Is Colorado violating the Endangered Species Act?

Water issues on the Rio Grande just got more interesting.  The environmental group WildEarth Guardians recently gave Notice of its intent to sue the State of Colorado for violating the Endangered Species Act.  Guardians alleges that Colorado is violating ESA section 9, which makes it illegal for any person to “take”–basically, kill or harm–an animal protected by the ESA.  The key species involved here is the Rio Grande silvery minnow, the last wild population of which lives in the Rio Grande in central New Mexico.

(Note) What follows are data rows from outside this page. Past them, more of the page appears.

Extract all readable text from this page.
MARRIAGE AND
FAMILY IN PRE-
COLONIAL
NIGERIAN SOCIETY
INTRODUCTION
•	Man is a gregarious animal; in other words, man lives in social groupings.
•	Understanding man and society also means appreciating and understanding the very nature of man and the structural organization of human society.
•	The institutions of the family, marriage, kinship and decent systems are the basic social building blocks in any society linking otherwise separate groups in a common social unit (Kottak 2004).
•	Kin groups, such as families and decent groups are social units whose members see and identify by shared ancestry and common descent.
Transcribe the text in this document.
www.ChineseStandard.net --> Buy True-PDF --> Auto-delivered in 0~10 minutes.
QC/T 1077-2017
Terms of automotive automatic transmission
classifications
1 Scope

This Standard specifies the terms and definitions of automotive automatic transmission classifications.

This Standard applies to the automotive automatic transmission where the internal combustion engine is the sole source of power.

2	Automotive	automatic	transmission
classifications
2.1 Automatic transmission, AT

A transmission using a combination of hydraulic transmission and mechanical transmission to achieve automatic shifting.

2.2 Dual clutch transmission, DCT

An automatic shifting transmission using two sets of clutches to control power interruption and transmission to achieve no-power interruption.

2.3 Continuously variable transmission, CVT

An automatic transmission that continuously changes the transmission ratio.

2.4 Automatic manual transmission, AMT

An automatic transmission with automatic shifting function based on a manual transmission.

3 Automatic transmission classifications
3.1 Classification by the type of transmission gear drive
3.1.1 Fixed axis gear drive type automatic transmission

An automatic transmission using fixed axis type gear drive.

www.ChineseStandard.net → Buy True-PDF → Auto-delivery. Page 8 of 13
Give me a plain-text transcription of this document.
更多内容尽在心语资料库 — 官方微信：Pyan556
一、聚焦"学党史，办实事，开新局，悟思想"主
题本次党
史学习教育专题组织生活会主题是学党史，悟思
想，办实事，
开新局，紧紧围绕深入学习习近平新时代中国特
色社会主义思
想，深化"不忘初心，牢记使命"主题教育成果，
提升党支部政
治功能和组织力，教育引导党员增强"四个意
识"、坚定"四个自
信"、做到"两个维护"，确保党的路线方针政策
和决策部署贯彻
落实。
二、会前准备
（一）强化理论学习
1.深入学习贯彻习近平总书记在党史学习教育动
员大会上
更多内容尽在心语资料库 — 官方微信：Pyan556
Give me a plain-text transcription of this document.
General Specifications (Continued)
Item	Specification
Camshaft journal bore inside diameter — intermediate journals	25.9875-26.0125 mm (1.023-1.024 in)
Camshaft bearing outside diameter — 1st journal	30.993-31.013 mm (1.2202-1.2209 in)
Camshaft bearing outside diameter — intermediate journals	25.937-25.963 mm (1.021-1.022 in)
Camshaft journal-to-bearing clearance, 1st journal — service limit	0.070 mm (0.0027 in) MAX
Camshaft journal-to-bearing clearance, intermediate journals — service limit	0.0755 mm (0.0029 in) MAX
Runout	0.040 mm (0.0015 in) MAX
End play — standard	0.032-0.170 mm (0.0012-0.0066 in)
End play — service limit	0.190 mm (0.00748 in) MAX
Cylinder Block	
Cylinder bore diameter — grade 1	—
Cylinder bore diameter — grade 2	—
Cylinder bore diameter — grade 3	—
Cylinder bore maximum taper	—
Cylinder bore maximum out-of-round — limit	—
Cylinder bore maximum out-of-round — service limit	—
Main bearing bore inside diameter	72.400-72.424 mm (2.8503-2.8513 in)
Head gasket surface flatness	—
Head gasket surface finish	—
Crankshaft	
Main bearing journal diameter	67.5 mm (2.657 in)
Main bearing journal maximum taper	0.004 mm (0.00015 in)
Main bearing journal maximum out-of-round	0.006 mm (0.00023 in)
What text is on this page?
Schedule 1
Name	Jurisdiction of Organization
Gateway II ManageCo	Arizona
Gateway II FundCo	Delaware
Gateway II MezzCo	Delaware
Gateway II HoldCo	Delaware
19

Guardians argues this:  silvery minnows need certain flows in the Rio Grande, especially high flows in the spring, to survive and reproduce.  But flows in the river have been inadequate for the minnow in recent years, largely because water uses within Colorado take too much water out of the river, especially in dry years.  The letter alleges that Colorado water uses (for San Luis Valley irrigation) have taken as much as 98 percent of the natural flows of the Rio Grande at any given time, and the resulting low flows have taken silvery minnows.  And because the State of Colorado administers water rights under state law, the State is responsible for that take, violating the ESA.

This would be an unusual case, but not a unique one.  Most ESA cases involving harm to protected species are brought against federal agencies, under a different part of the law applicable only to them.  There have been some similar cases to this one, however, where courts have held that state or local governments caused take.  Notably, a federal court in Texas recently found that inadequate water management by the State of Texas took endangered whooping cranes by drying out their winter habitat.  (That decision has been stayed and is now on appeal; watch this space for further developments.)  These cases establish that state governments may violate section 9 if they allow private activities that result in take.

That said, this case would not be a slam dunk–more like a contested 3-pointer.  Guardians would have to overcome serious factual and legal challenges to prevail against Colorado.   On the facts, they would have to show that water use activities within Colorado caused actual harm to actual minnows miles downstream in New Mexico.  As to the law, they would have to show that Colorado has enough power or control over those water uses to make the State (rather than the users themselves) responsible for any take they cause.   Guardians could expect a fierce battle on both points.

Colorado is likely to raise another argument:  that its water uses are fully legal under the Rio Grande Compact, a Congressionally-approved interstate agreement that allocates Rio Grande water among the States of Colorado, New Mexico, and Texas.  Such compacts impose obligations on states that are enforceable in the Supreme Court.  Compacts can limit water uses in an upstream state, even if those uses would be legal under the laws of that state.  But can the ESA limit water uses in the same way, even if those uses would be legal under a compact?  A case against Colorado may answer that question … or it may not.  If Guardians can’t show that Colorado violated the ESA, there is no conflict with the Rio Grande Compact, and no need to decide if one trumps the other.  Colorado’s uses under the Compact would be safe; the minnow might not be so fortunate.